Hosea is a tough book to swallow, especially if you don’t read it all the way to understand the prophetic call God was making to the nation. I mean, God called a holy prophet of the Lord and the law to marry a prostitute, if anything it just goes to show us how seriously God takes His prophetic message. In the middle of God explaining His perspective on why Israel was to soon come under judgement, we get this perspective from the Lord that caught my mind’s eye in regards to the issue of those who walk away, even justifiably, from the call of God because of abuse at the hands of a senior church leader. Some just walk away from God’s call to preach, teach and lead in the Kingdom. Others walk away from the Lord altogether, and prayerfully by God’s own grace, return near or at the end of a life of running from the Lord. Israel was doing the same thing, but unlike the spiritually wounded leader, Israel was doing it out of direct sin. However, the tragic effects were the same – a missed life. They made room for everything else but the abandoned calling of the Lord, they built the big bank account, and a comfortable life for them and their family, and who could blame them for doing that? However, the perspective of Heaven isn’t one of blame, it’s the mourning over a lost destiny, and a life of what could have been in the Lord.

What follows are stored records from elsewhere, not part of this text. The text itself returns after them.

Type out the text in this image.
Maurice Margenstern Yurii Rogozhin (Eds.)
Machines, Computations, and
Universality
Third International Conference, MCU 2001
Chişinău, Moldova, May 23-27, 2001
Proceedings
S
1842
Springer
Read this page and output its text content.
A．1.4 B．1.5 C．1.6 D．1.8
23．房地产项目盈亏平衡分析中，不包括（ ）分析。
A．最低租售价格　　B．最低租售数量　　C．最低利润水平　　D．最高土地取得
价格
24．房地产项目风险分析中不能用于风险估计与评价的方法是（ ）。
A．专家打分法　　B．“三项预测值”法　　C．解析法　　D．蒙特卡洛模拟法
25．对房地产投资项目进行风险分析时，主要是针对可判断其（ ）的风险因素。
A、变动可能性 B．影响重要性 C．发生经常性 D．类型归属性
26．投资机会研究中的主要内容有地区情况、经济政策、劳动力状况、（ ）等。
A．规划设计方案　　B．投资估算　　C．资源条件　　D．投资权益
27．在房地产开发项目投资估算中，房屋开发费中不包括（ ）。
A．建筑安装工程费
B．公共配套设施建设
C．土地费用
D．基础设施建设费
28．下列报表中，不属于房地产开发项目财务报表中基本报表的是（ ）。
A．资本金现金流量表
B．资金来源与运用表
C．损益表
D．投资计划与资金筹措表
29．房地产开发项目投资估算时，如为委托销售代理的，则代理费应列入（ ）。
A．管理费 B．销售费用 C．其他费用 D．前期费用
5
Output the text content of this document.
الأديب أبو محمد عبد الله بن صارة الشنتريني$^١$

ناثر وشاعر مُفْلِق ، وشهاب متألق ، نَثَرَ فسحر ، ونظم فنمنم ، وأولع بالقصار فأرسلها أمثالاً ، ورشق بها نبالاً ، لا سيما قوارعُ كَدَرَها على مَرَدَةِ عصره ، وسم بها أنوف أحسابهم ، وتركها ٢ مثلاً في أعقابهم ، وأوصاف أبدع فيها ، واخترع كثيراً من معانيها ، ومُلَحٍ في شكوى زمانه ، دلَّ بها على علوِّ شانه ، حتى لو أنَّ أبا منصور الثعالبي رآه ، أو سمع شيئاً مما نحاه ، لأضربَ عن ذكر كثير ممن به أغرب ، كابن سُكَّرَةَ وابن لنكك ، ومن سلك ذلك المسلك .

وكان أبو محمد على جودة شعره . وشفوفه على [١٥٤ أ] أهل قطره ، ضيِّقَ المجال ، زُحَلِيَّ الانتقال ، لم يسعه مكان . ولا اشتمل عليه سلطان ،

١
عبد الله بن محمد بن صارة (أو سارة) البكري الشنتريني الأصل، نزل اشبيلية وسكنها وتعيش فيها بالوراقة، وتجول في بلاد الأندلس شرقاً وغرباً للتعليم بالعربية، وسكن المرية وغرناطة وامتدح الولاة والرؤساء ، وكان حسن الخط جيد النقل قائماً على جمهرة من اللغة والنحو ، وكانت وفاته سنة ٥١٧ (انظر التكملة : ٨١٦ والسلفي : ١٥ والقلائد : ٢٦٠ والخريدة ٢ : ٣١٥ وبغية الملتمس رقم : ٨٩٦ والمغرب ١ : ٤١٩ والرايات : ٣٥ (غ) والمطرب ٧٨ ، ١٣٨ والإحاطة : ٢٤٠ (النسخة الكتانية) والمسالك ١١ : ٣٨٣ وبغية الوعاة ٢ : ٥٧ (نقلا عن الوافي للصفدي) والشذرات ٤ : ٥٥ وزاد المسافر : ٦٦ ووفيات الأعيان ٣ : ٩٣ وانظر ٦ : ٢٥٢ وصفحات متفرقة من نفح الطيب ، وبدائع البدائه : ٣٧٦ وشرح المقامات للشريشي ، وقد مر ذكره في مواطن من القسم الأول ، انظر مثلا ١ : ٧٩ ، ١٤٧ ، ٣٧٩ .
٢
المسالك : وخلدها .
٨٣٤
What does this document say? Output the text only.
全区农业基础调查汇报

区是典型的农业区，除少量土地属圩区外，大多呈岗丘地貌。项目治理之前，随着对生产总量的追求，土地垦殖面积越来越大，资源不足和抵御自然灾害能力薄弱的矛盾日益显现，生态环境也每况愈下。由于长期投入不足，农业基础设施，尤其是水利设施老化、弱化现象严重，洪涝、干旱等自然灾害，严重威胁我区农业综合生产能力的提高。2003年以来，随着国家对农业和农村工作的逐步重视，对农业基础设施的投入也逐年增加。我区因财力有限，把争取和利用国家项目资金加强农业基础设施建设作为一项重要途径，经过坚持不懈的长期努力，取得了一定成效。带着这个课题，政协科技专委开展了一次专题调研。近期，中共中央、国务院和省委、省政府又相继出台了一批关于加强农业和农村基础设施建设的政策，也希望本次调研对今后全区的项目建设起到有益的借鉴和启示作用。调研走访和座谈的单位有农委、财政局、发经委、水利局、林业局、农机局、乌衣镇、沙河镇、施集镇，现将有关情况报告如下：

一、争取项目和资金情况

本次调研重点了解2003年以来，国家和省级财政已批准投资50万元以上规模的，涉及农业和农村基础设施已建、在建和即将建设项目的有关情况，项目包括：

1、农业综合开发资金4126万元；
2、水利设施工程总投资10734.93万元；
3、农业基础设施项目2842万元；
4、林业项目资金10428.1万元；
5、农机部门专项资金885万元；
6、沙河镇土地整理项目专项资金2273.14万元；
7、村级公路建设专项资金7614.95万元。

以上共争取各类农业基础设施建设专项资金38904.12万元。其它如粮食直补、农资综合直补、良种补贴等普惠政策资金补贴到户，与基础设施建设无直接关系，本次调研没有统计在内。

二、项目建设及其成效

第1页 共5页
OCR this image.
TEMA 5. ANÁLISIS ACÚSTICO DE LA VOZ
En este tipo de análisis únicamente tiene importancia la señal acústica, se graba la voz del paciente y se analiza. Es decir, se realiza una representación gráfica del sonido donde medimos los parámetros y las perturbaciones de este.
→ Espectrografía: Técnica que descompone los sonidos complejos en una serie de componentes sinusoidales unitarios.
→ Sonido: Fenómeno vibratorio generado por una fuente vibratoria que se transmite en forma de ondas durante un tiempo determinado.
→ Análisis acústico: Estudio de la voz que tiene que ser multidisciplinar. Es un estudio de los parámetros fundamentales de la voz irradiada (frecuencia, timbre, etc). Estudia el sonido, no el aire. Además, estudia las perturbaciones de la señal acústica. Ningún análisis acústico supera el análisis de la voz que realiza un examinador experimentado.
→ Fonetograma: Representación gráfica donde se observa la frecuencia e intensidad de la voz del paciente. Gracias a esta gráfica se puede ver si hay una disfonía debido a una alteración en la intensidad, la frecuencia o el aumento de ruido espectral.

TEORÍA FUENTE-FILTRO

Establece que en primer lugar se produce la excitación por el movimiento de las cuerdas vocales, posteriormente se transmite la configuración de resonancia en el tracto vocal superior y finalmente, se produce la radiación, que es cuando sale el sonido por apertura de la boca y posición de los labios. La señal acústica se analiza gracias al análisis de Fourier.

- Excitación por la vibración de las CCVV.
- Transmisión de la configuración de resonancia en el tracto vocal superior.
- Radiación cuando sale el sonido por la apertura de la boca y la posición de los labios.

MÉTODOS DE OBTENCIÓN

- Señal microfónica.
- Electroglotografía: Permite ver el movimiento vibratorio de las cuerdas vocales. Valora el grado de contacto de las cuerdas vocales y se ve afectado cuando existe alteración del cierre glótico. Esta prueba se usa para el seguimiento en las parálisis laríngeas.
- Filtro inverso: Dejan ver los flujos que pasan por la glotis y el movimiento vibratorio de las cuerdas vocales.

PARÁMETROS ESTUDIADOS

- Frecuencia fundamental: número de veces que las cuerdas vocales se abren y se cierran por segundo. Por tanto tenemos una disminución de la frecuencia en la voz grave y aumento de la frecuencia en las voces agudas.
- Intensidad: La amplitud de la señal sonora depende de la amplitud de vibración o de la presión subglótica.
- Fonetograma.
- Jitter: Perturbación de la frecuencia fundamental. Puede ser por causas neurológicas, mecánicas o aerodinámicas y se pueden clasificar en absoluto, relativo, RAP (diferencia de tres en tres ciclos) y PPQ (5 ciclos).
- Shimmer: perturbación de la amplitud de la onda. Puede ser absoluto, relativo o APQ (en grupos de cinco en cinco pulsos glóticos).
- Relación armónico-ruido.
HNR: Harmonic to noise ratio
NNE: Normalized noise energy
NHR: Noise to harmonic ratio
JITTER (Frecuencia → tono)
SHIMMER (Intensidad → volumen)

To those of you who have left ministry, vocational or otherwise, or have even left the love and grace of Jesus because of your own broken under experience at the hands of a spiritually and emotionally abusive church leader, I can only offer to you a plea from my heart as I write this. The pain is real and God gets that, and there’s possibly a long road of healing ahead for you. But please don’t come to the end of your days on your deathbed and point to one leader who represented Jesus poorly as they lead you, as the reason why you missed a life of marked destiny in the Lord. Don’t walk into eternity with regrets of how you spent this blink of an eye life in the light of God’s call on you, because you know it’s there. It’s there because the second last line in Hosea 7:15 speaks to Israel’s call and gifts, but to yours as well “I trained them and strengthened them.” Don’t journey the coming years and seasons knowing what the Lord has given you, and experience the effects of a missed life because of your wounding by a church leader.